# Groupon Coupon 1/26 - FLL - Billie's Swamp Safari - 50% off - deal price $25.



## vacationhopeful (Jan 26, 2011)

Have done this full day adventure. It is the best that I have been on. Swamp Buggy Ride, separate airboat ride, and an hour long animal show. These is a lunch type cafe on site.

Check mapquest - but this might be doable from the Gulf side of FL, too. It is offer on the Ft Lauderdale Groupon site.

Limit is 4; but you can give gifts also. One (1) year expiration on the coupon.

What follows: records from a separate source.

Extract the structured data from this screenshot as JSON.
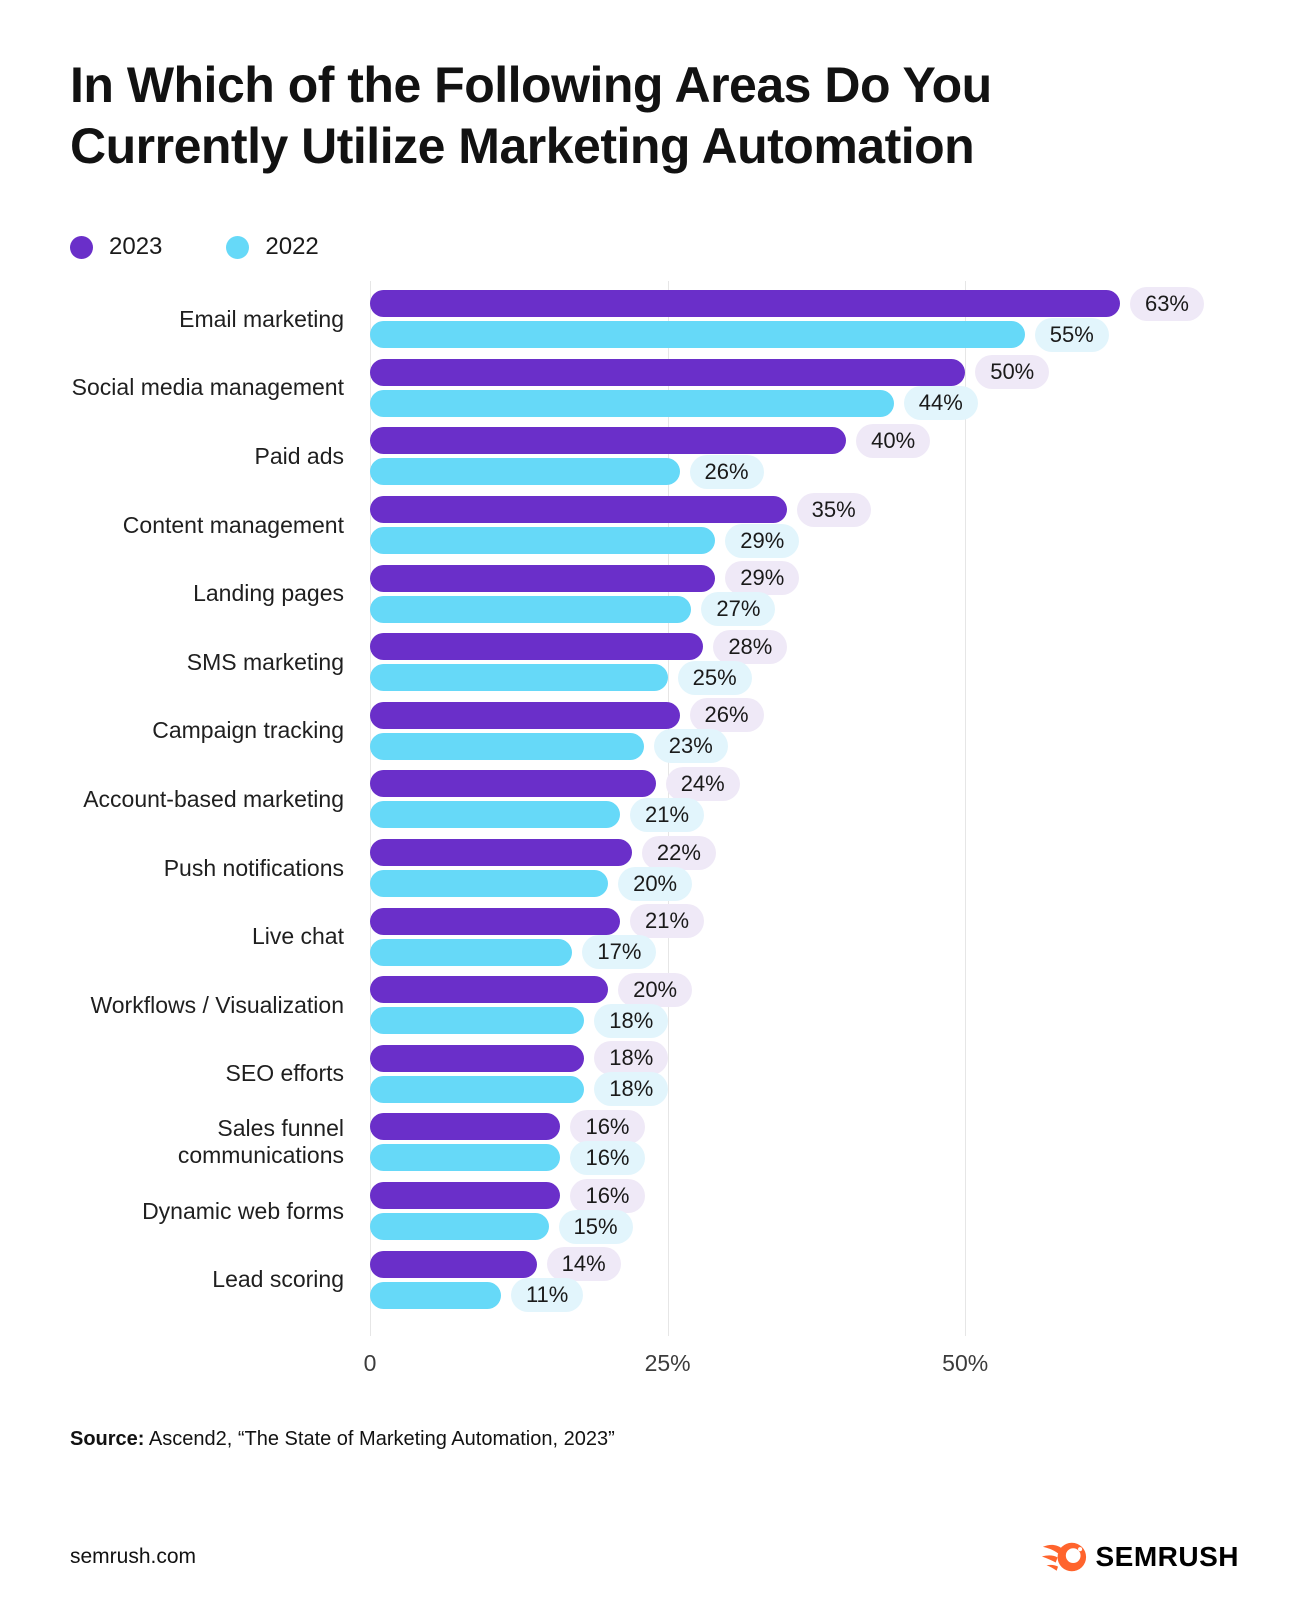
{
  "title": "In Which of the Following Areas Do You\nCurrently Utilize Marketing Automation",
  "legend": [
    {
      "label": "2023",
      "color": "#6a2fc9"
    },
    {
      "label": "2022",
      "color": "#66d9f8"
    }
  ],
  "chart_data": {
    "type": "bar",
    "orientation": "horizontal",
    "title": "In Which of the Following Areas Do You Currently Utilize Marketing Automation",
    "categories": [
      "Email marketing",
      "Social media management",
      "Paid ads",
      "Content management",
      "Landing pages",
      "SMS marketing",
      "Campaign tracking",
      "Account-based marketing",
      "Push notifications",
      "Live chat",
      "Workflows / Visualization",
      "SEO efforts",
      "Sales funnel communications",
      "Dynamic web forms",
      "Lead scoring"
    ],
    "series": [
      {
        "name": "2023",
        "color": "#6a2fc9",
        "pill_color": "#efe9f7",
        "values": [
          63,
          50,
          40,
          35,
          29,
          28,
          26,
          24,
          22,
          21,
          20,
          18,
          16,
          16,
          14
        ]
      },
      {
        "name": "2022",
        "color": "#66d9f8",
        "pill_color": "#e2f5fc",
        "values": [
          55,
          44,
          26,
          29,
          27,
          25,
          23,
          21,
          20,
          17,
          18,
          18,
          16,
          15,
          11
        ]
      }
    ],
    "value_suffix": "%",
    "xlabel": "",
    "ylabel": "",
    "x_ticks": [
      "0",
      "25%",
      "50%"
    ],
    "x_tick_values": [
      0,
      25,
      50
    ],
    "xlim": [
      0,
      73
    ],
    "grid": "vertical",
    "legend_position": "top-left"
  },
  "source": {
    "prefix": "Source:",
    "text": " Ascend2, “The State of Marketing Automation, 2023”"
  },
  "footer": {
    "site": "semrush.com",
    "brand": "SEMRUSH",
    "brand_color": "#ff642d",
    "logo_icon": "semrush-comet-icon"
  }
}
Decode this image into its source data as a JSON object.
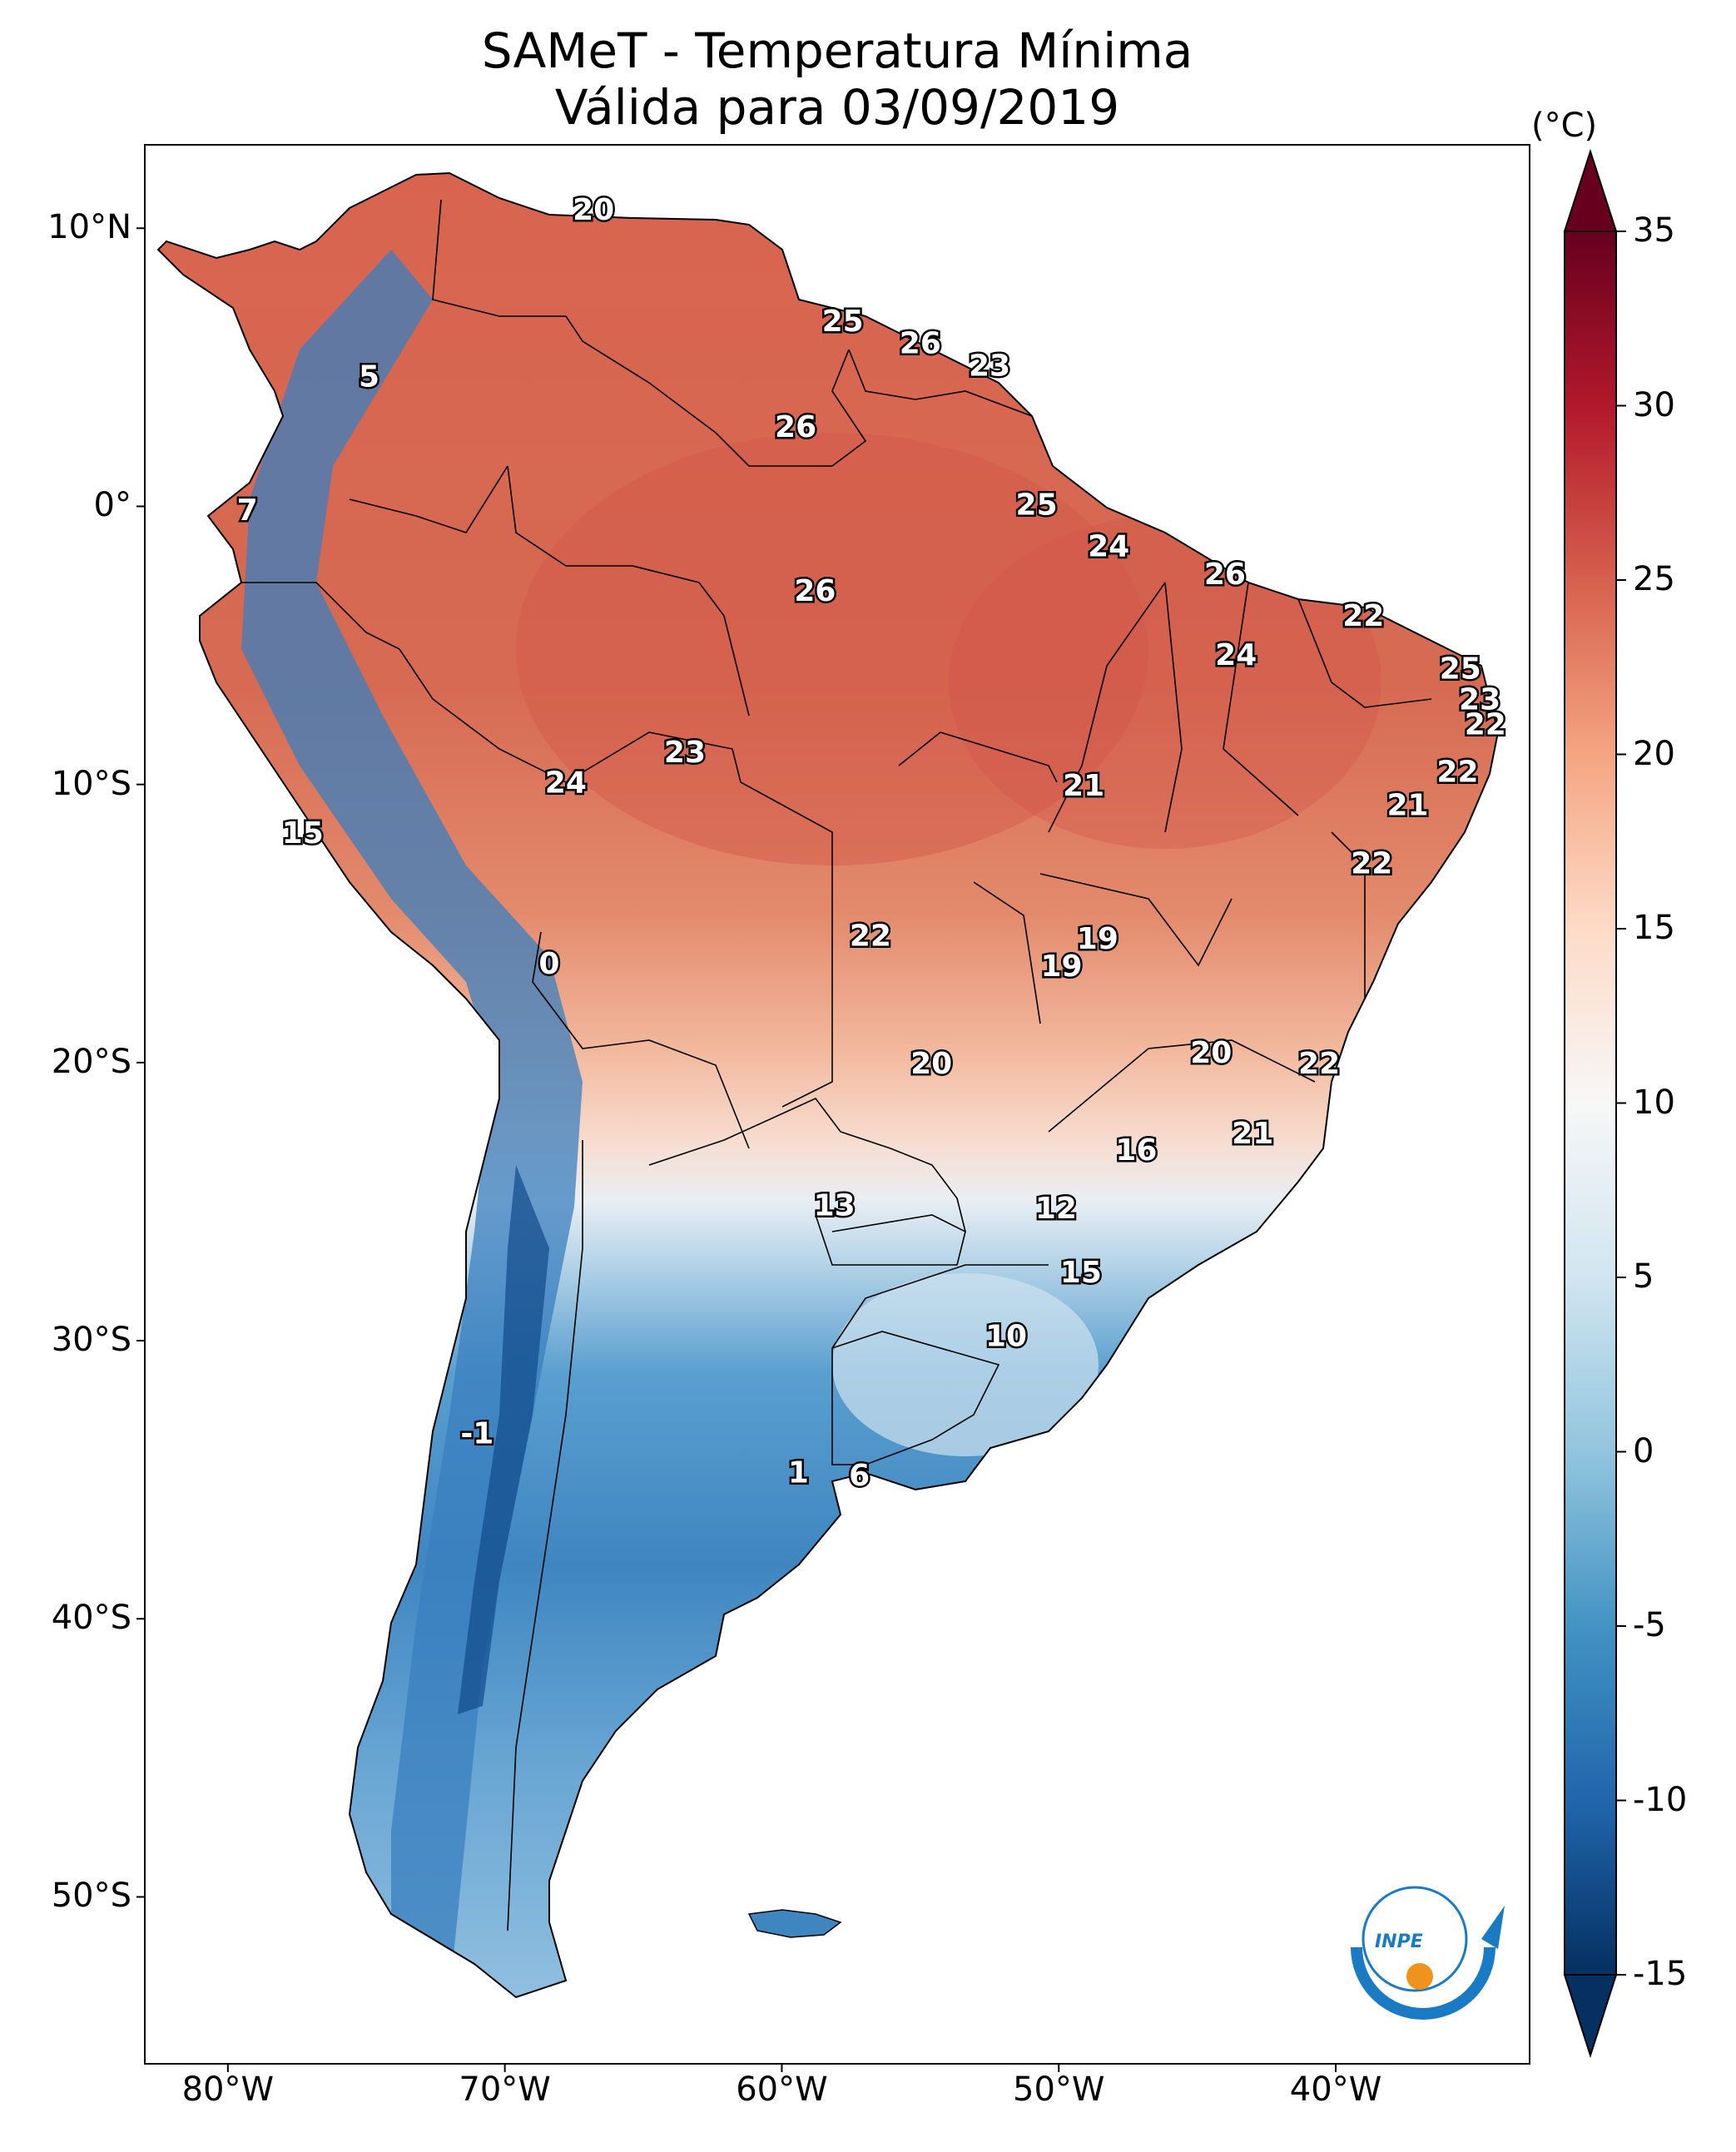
{
  "title": {
    "line1": "SAMeT - Temperatura Mínima",
    "line2": "Válida para 03/09/2019"
  },
  "map": {
    "lon_range": [
      -83,
      -33
    ],
    "lat_range": [
      -56,
      13
    ],
    "lat_ticks": [
      "10°N",
      "0°",
      "10°S",
      "20°S",
      "30°S",
      "40°S",
      "50°S"
    ],
    "lon_ticks": [
      "80°W",
      "70°W",
      "60°W",
      "50°W",
      "40°W"
    ],
    "value_labels": [
      {
        "text": "20",
        "lon": -66.8,
        "lat": 10.6
      },
      {
        "text": "25",
        "lon": -57.8,
        "lat": 6.6
      },
      {
        "text": "26",
        "lon": -55.0,
        "lat": 5.8
      },
      {
        "text": "23",
        "lon": -52.5,
        "lat": 5.0
      },
      {
        "text": "5",
        "lon": -74.9,
        "lat": 4.6
      },
      {
        "text": "26",
        "lon": -59.5,
        "lat": 2.8
      },
      {
        "text": "7",
        "lon": -79.3,
        "lat": -0.2
      },
      {
        "text": "25",
        "lon": -50.8,
        "lat": 0.0
      },
      {
        "text": "24",
        "lon": -48.2,
        "lat": -1.5
      },
      {
        "text": "26",
        "lon": -44.0,
        "lat": -2.5
      },
      {
        "text": "22",
        "lon": -39.0,
        "lat": -4.0
      },
      {
        "text": "26",
        "lon": -58.8,
        "lat": -3.1
      },
      {
        "text": "24",
        "lon": -43.6,
        "lat": -5.4
      },
      {
        "text": "25",
        "lon": -35.5,
        "lat": -5.9
      },
      {
        "text": "23",
        "lon": -34.8,
        "lat": -7.0
      },
      {
        "text": "22",
        "lon": -34.6,
        "lat": -7.9
      },
      {
        "text": "23",
        "lon": -63.5,
        "lat": -8.9
      },
      {
        "text": "24",
        "lon": -67.8,
        "lat": -10.0
      },
      {
        "text": "21",
        "lon": -49.1,
        "lat": -10.1
      },
      {
        "text": "22",
        "lon": -35.6,
        "lat": -9.6
      },
      {
        "text": "15",
        "lon": -77.3,
        "lat": -11.8
      },
      {
        "text": "21",
        "lon": -37.4,
        "lat": -10.8
      },
      {
        "text": "22",
        "lon": -38.7,
        "lat": -12.9
      },
      {
        "text": "22",
        "lon": -56.8,
        "lat": -15.5
      },
      {
        "text": "19",
        "lon": -48.6,
        "lat": -15.6
      },
      {
        "text": "19",
        "lon": -49.9,
        "lat": -16.6
      },
      {
        "text": "0",
        "lon": -68.4,
        "lat": -16.5
      },
      {
        "text": "20",
        "lon": -44.5,
        "lat": -19.7
      },
      {
        "text": "22",
        "lon": -40.6,
        "lat": -20.1
      },
      {
        "text": "20",
        "lon": -54.6,
        "lat": -20.1
      },
      {
        "text": "21",
        "lon": -43.0,
        "lat": -22.6
      },
      {
        "text": "16",
        "lon": -47.2,
        "lat": -23.2
      },
      {
        "text": "13",
        "lon": -58.1,
        "lat": -25.2
      },
      {
        "text": "12",
        "lon": -50.1,
        "lat": -25.3
      },
      {
        "text": "15",
        "lon": -49.2,
        "lat": -27.6
      },
      {
        "text": "10",
        "lon": -51.9,
        "lat": -29.9
      },
      {
        "text": "-1",
        "lon": -71.0,
        "lat": -33.4
      },
      {
        "text": "1",
        "lon": -59.4,
        "lat": -34.8
      },
      {
        "text": "6",
        "lon": -57.2,
        "lat": -34.9
      }
    ]
  },
  "colorbar": {
    "unit": "(°C)",
    "min": -15,
    "max": 35,
    "ticks": [
      "35",
      "30",
      "25",
      "20",
      "15",
      "10",
      "5",
      "0",
      "-5",
      "-10",
      "-15"
    ],
    "colormap": "RdBu_r",
    "colors": [
      "#053061",
      "#2166ac",
      "#4393c3",
      "#92c5de",
      "#d1e5f0",
      "#f7f7f7",
      "#fddbc7",
      "#f4a582",
      "#d6604d",
      "#b2182b",
      "#67001f"
    ]
  },
  "logo": {
    "text": "INPE",
    "colors": {
      "blue": "#1a7bc4",
      "orange": "#f0931e"
    }
  }
}
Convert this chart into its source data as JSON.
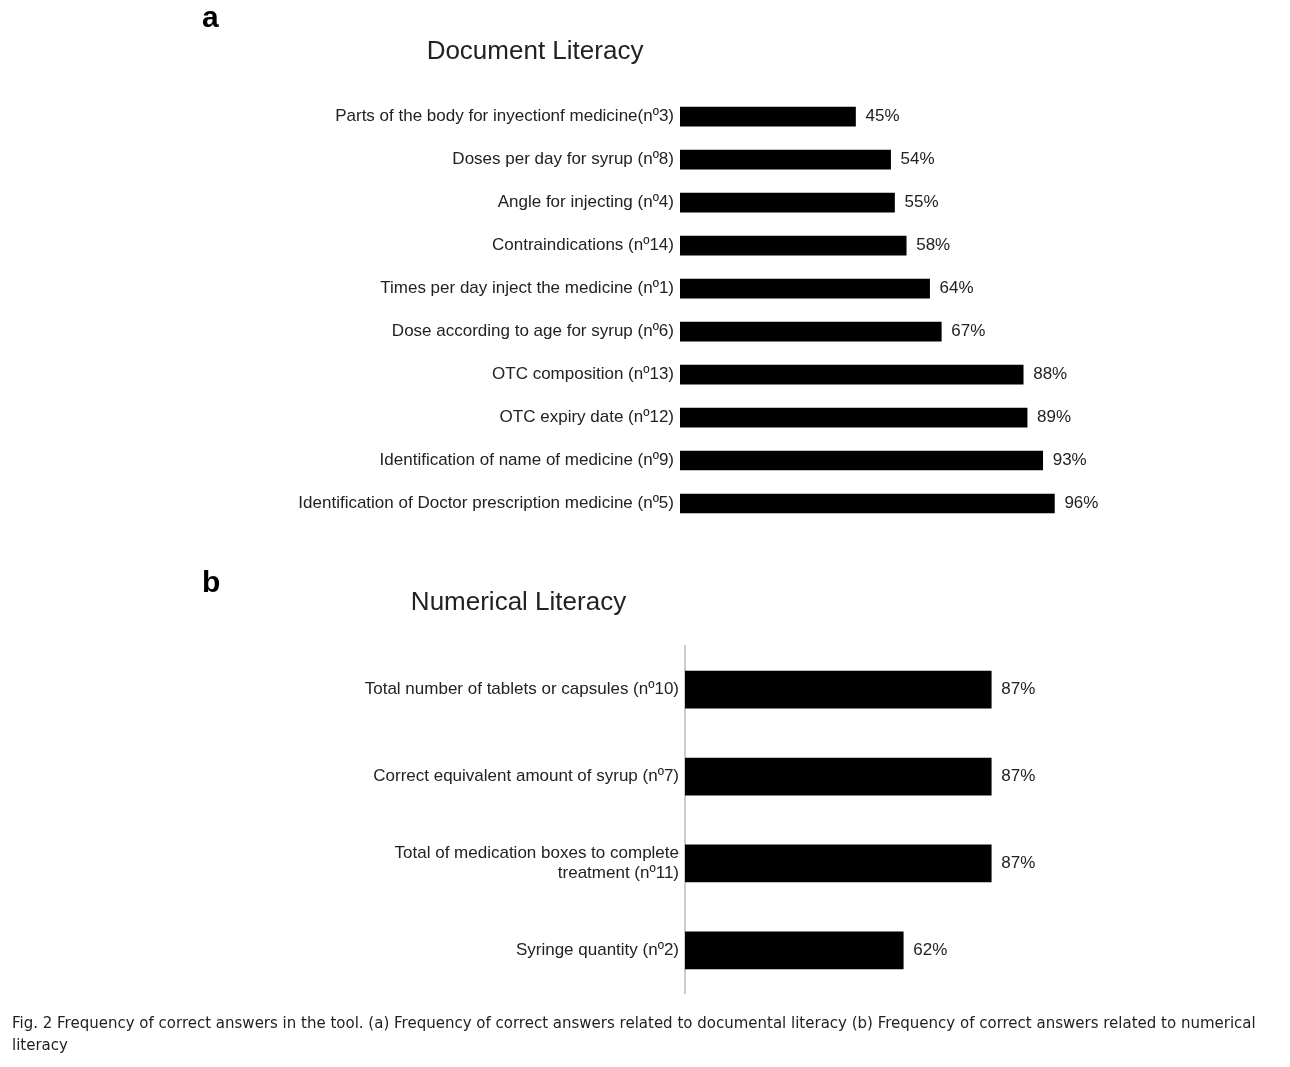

And I did buy this one before I forgot. :ignore:


----------



## jlwquilter (Jan 26, 2011)

You've been? I seriously am looking at this but was coming down on the don't do it side due to poor reviews on TripAdvisor. Mixed reviews really but alot about poor employee attitudes and that the operators feed the wildlife (which is a big no-no) and I don't like to encourage that behavior.

Now I am undecided again!

Glad you didn't miss out this time  

Would you like to post the Orlando based Groupon for today?? It's deep sea fishing out of Cape Canaveral, which can appeal to Cocoa Beach and Ron Jon people as well as Orlando people. I am buying this deal myself.


----------



## MILOIOWA (Jan 26, 2011)

I think we are buying as well. Thanks for sharing!


----------